Сквозь отношения Вильгельмины и графа Андрея все явственней просвечивались отношения императрицы Елизаветы с Алексеем Разумовским, простым украинским казаком, который между тем не последнюю скрипку сыграл в устранении брауншвейгского отпрыска, царствовавшего Под русской личиной Ивана VI. И головка набок! Да только ли те, давние, отношения просвечивали? А сама мать и Орловы? Гвардейцы, в кордегардии говорили с усмешкой:
— Не один Гришка пользует матушку, но и братец Алексей.
Он содрогался от отвращения и обиды за себя, за непутевую мать и растерзанного отца.
— Вон из Петербурга презренного раба! — крикнул цесаревич, выбегая из кабинета императрицы. — Прочь! Убью!
И Гамлет убивал, не раздумывая, людей, стоявших на пути и унижавших его. При чем здесь: to bee or not to bee? Символ колебаний? Разумовские, однако, были еще очень сильны. Фельдмаршал граф Кирилл Григорьевич сидел в Батурине и по-прежнему влиял на малороссийское шляхетство, хотя и утратил гетманские клейма. Екатерина предпочитала не ссориться с теми, у кого к поясу были приторочены сабля и аркан, а за спиной болталось меткое ружье. Запорожское казачество било из них не хуже, чем Преображенские гренадеры. Казачьи пушкари ни в чем не уступали бомбардирам. Жар пугачевщины едва начал сползать с ее полных, пока не обвисших, но уже в красных прожилках щек. Она удалила графа Андрея сначала в Ревель, к немцам, чуть позже отослала к отцу в Батурин и, наконец, когда гнев сына поутих и новая любовь слетела к нему с небес, а свежая — крепкая, красивая и выносливая — супруга зачала будущего императора Александра, коварного друга отправили посланником в Неаполь.
— Пусть козни строит там. Авось напорется на наваху. Неаполитанцы — горячая публика. Ты не печалься и вспоминай прошлое. Жена у тебя такая прелестница и умница, каких свет не видел. Пусть случившееся будет уроком. Верь матери, и только ей!
Матери он по-прежнему не верил. Получив в подарок Гатчину, вовсю развернул подготовку к созданию личной гвардии. Христофор Бенкендорф ни в чем отказа не имел. Ермолая Бенкендорфа цесаревич произвел в дворцовые коменданты. Христофор сам дневал и ночевал на петербургских фабриках — выбивал лучшую амуницию и к тулякам за оружием часто мотался.
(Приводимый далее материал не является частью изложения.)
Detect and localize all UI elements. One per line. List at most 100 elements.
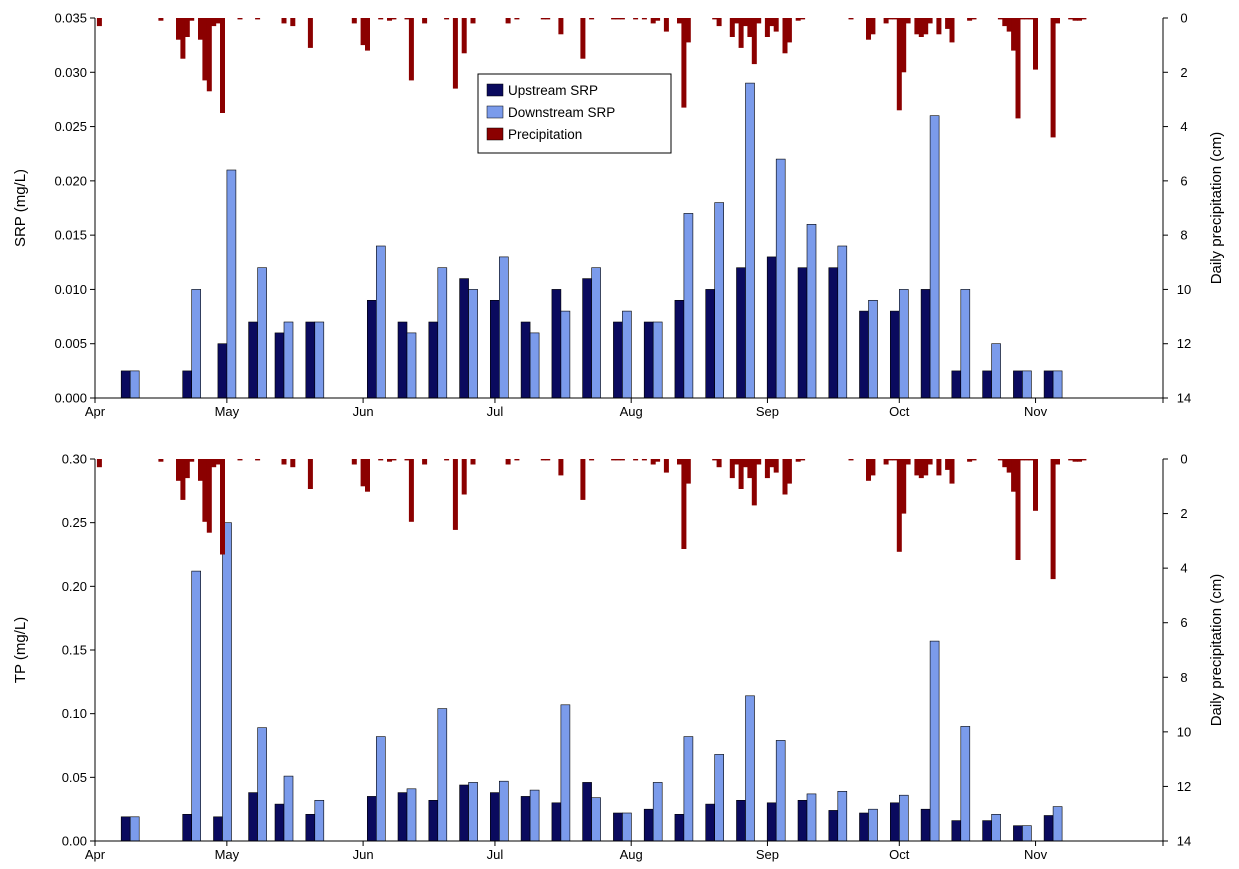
srp-precipitation-bar	[848, 18, 854, 20]
srp-precipitation-bar	[892, 18, 898, 20]
tp-precipitation-bar	[444, 459, 450, 461]
srp-precipitation-bar	[558, 18, 564, 35]
srp-precipitation-bar	[945, 18, 951, 29]
srp-y2-tick-label: 0	[1180, 11, 1187, 26]
srp-precipitation-bar	[949, 18, 955, 43]
srp-precipitation-bar	[215, 18, 221, 24]
tp-precipitation-bar	[848, 459, 854, 461]
tp-precipitation-bar	[1072, 459, 1078, 462]
srp-y2-tick-label: 12	[1177, 336, 1191, 351]
srp-upstream-bar	[889, 310, 900, 399]
srp-precipitation-bar	[997, 18, 1003, 20]
tp-precipitation-bar	[404, 459, 410, 461]
srp-precipitation-bar	[655, 18, 661, 21]
srp-precipitation-bar	[202, 18, 208, 81]
tp-upstream-bar	[551, 802, 562, 842]
tp-precipitation-bar	[1081, 459, 1087, 461]
legend-swatch	[486, 127, 504, 141]
tp-upstream-bar	[305, 813, 316, 842]
tp-y-tick-label: 0.10	[62, 706, 87, 721]
srp-downstream-bar	[745, 82, 755, 399]
srp-y2-tick-label: 14	[1177, 391, 1191, 406]
tp-precipitation-bar	[611, 459, 617, 461]
tp-precipitation-bar	[870, 459, 876, 476]
srp-precipitation-bar	[712, 18, 718, 20]
srp-downstream-bar	[622, 310, 632, 399]
tp-precipitation-bar	[756, 459, 762, 465]
tp-downstream-bar	[129, 816, 140, 842]
tp-precipitation-bar	[215, 459, 221, 465]
tp-precipitation-bar	[211, 459, 217, 468]
tp-x-tick-label: Nov	[1024, 847, 1048, 862]
srp-upstream-bar	[797, 267, 808, 399]
srp-panel: 0.000 0.005 0.010 0.015 0.020 0.025 0.030 0.035…	[12, 11, 1225, 420]
tp-x-tick-label: Apr	[85, 847, 106, 862]
tp-downstream-bar	[652, 782, 663, 842]
tp-downstream-bar	[591, 797, 601, 842]
tp-downstream-bar	[468, 782, 478, 842]
srp-y-tick-label: 0.010	[54, 282, 87, 297]
tp-downstream-bar	[775, 740, 786, 842]
srp-precipitation-bar	[773, 18, 779, 32]
tp-upstream-bar	[920, 808, 931, 842]
tp-x-tick-label: Jun	[353, 847, 374, 862]
tp-precipitation-bar	[677, 459, 682, 465]
srp-x-tick-label: Aug	[620, 404, 643, 419]
tp-precipitation-bar	[782, 459, 788, 495]
tp-precipitation-bar	[888, 459, 893, 461]
tp-precipitation-bar	[422, 459, 428, 465]
srp-precipitation-bar	[619, 18, 625, 20]
srp-upstream-bar	[951, 370, 962, 399]
srp-precipitation-bar	[923, 18, 929, 35]
srp-precipitation-bar	[184, 18, 190, 37]
legend-swatch	[486, 83, 504, 97]
tp-y-tick-label: 0.20	[62, 579, 87, 594]
srp-precipitation-bar	[180, 18, 186, 59]
tp-upstream-bar	[828, 810, 839, 842]
srp-y-tick-label: 0.035	[54, 11, 87, 26]
srp-upstream-bar	[366, 299, 377, 399]
srp-precipitation-bar	[734, 18, 740, 24]
tp-precipitation-bar	[220, 459, 225, 555]
tp-precipitation-bar	[589, 459, 595, 461]
tp-precipitation-bar	[202, 459, 208, 522]
srp-precipitation-bar	[391, 18, 397, 20]
srp-downstream-bar	[714, 202, 725, 399]
srp-precipitation-bar	[1015, 18, 1021, 119]
tp-precipitation-bar	[738, 459, 744, 489]
srp-precipitation-bar	[237, 18, 243, 20]
srp-upstream-bar	[613, 321, 623, 399]
tp-downstream-bar	[498, 780, 509, 842]
srp-downstream-bar	[591, 267, 601, 399]
tp-precipitation-bar	[1033, 459, 1038, 511]
tp-precipitation-bar	[751, 459, 757, 506]
tp-upstream-bar	[489, 792, 500, 842]
srp-precipitation-bar	[677, 18, 682, 24]
srp-precipitation-bar	[545, 18, 551, 20]
srp-downstream-bar	[498, 256, 509, 399]
srp-precipitation-bar	[866, 18, 871, 40]
tp-precipitation-bar	[896, 459, 902, 552]
tp-precipitation-bar	[1019, 459, 1025, 461]
tp-y-tick-label: 0.00	[62, 834, 87, 849]
srp-precipitation-bar	[1002, 18, 1008, 27]
srp-y2-tick-label: 4	[1180, 119, 1187, 134]
tp-precipitation-bar	[176, 459, 181, 481]
srp-precipitation-bar	[211, 18, 217, 27]
srp-precipitation-bar	[782, 18, 788, 54]
tp-upstream-bar	[520, 796, 531, 842]
srp-precipitation-bar	[1077, 18, 1082, 21]
srp-downstream-bar	[775, 158, 786, 399]
srp-downstream-bar	[929, 115, 940, 399]
srp-precipitation-bar	[351, 18, 357, 24]
srp-y-tick-label: 0.005	[54, 336, 87, 351]
srp-precipitation-bar	[641, 18, 647, 20]
tp-precipitation-bar	[387, 459, 392, 462]
srp-precipitation-bar	[738, 18, 744, 48]
tp-upstream-bar	[951, 820, 962, 842]
srp-upstream-bar	[1043, 370, 1054, 399]
tp-downstream-bar	[437, 708, 448, 842]
tp-downstream-bar	[1052, 806, 1063, 842]
tp-precipitation-bar	[360, 459, 366, 487]
srp-precipitation-bar	[905, 18, 911, 24]
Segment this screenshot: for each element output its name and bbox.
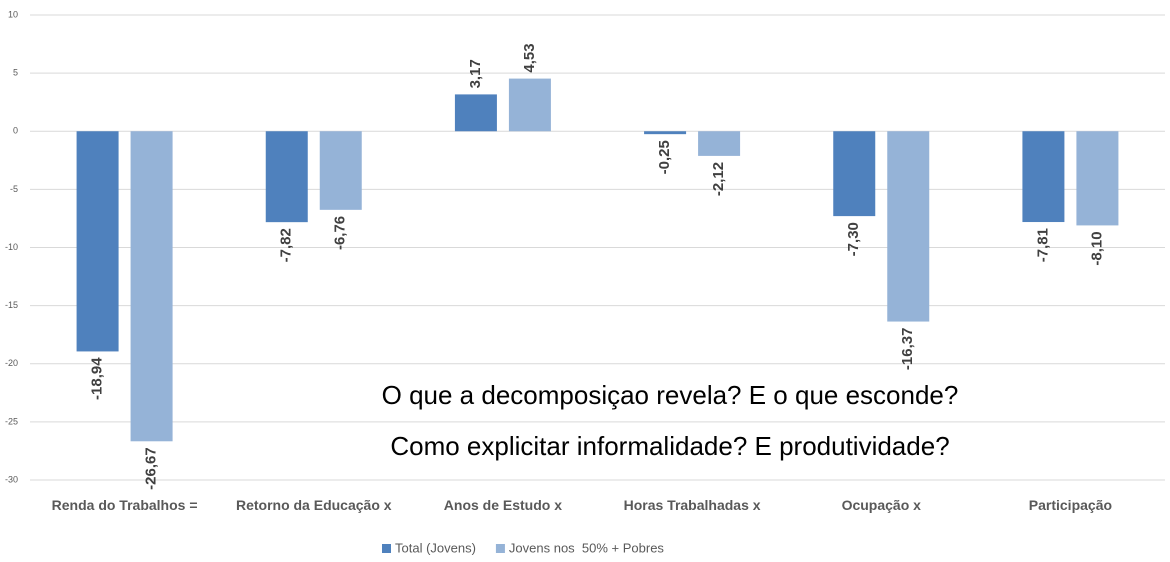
annotation: O que a decomposiçao revela? E o que esc… <box>382 380 959 410</box>
y-tick-label: -10 <box>5 242 18 252</box>
x-tick-label: Anos de Estudo x <box>443 497 563 513</box>
bar <box>319 131 362 210</box>
annotation: Como explicitar informalidade? E produti… <box>390 431 949 461</box>
bar <box>508 78 551 132</box>
data-label: -18,94 <box>89 357 106 400</box>
y-tick-label: -15 <box>5 300 18 310</box>
data-label: -2,12 <box>710 162 727 196</box>
data-label: -0,25 <box>656 140 673 174</box>
data-label: 3,17 <box>467 59 484 88</box>
x-tick-label: Renda do Trabalhos = <box>51 497 198 513</box>
bar <box>833 131 876 217</box>
legend-swatch <box>495 544 505 553</box>
bar <box>76 131 119 352</box>
x-tick-label: Ocupação x <box>841 497 921 513</box>
data-label: 4,53 <box>521 43 538 72</box>
legend-swatch <box>382 544 391 553</box>
y-tick-label: 10 <box>8 9 18 19</box>
bar <box>1022 131 1065 223</box>
data-label: -8,10 <box>1088 231 1105 265</box>
data-label: -16,37 <box>899 328 916 371</box>
y-tick-label: 5 <box>13 68 18 78</box>
x-tick-label: Participação <box>1028 497 1113 513</box>
data-label: -7,30 <box>845 222 862 256</box>
bar <box>644 131 687 135</box>
x-tick-label: Retorno da Educação x <box>235 497 392 513</box>
y-tick-label: 0 <box>13 126 18 136</box>
data-label: -7,81 <box>1034 228 1051 262</box>
data-label: -7,82 <box>278 228 295 262</box>
x-tick-label: Horas Trabalhadas x <box>623 497 761 513</box>
bar <box>130 131 173 442</box>
y-tick-label: -20 <box>5 358 18 368</box>
y-tick-label: -30 <box>5 474 18 484</box>
legend-label: Total (Jovens) <box>395 540 476 555</box>
y-tick-label: -25 <box>5 416 18 426</box>
bar <box>454 94 497 132</box>
bar <box>265 131 308 223</box>
bar <box>698 131 741 156</box>
bar <box>887 131 930 322</box>
y-tick-label: -5 <box>10 184 18 194</box>
legend-label: Jovens nos 50% + Pobres <box>509 540 665 555</box>
bar <box>1076 131 1119 226</box>
data-label: -26,67 <box>143 447 160 490</box>
data-label: -6,76 <box>332 216 349 250</box>
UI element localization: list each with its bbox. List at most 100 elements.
— Ты с кем воевать собрался? — спрашивала мать полусерьезно. — Больно много берешь.
— С Индией! С кем еще?! — отвечал сын.
— С Индией?! Это хорошо, — говорила мать. — Давно пора.
Угрозу убить графа Андрея цесаревич чуть не выполнил в Неаполе. Отказавшись заранее жить в приготовленном доме, он, однако, во время осмотра ради любопытства, а то и с тайной целью, схватил внезапно графа Андрея за рукав и увлек в другую комнату, громко сказав:
— Flamberge au vent, monsieur lecomte![34]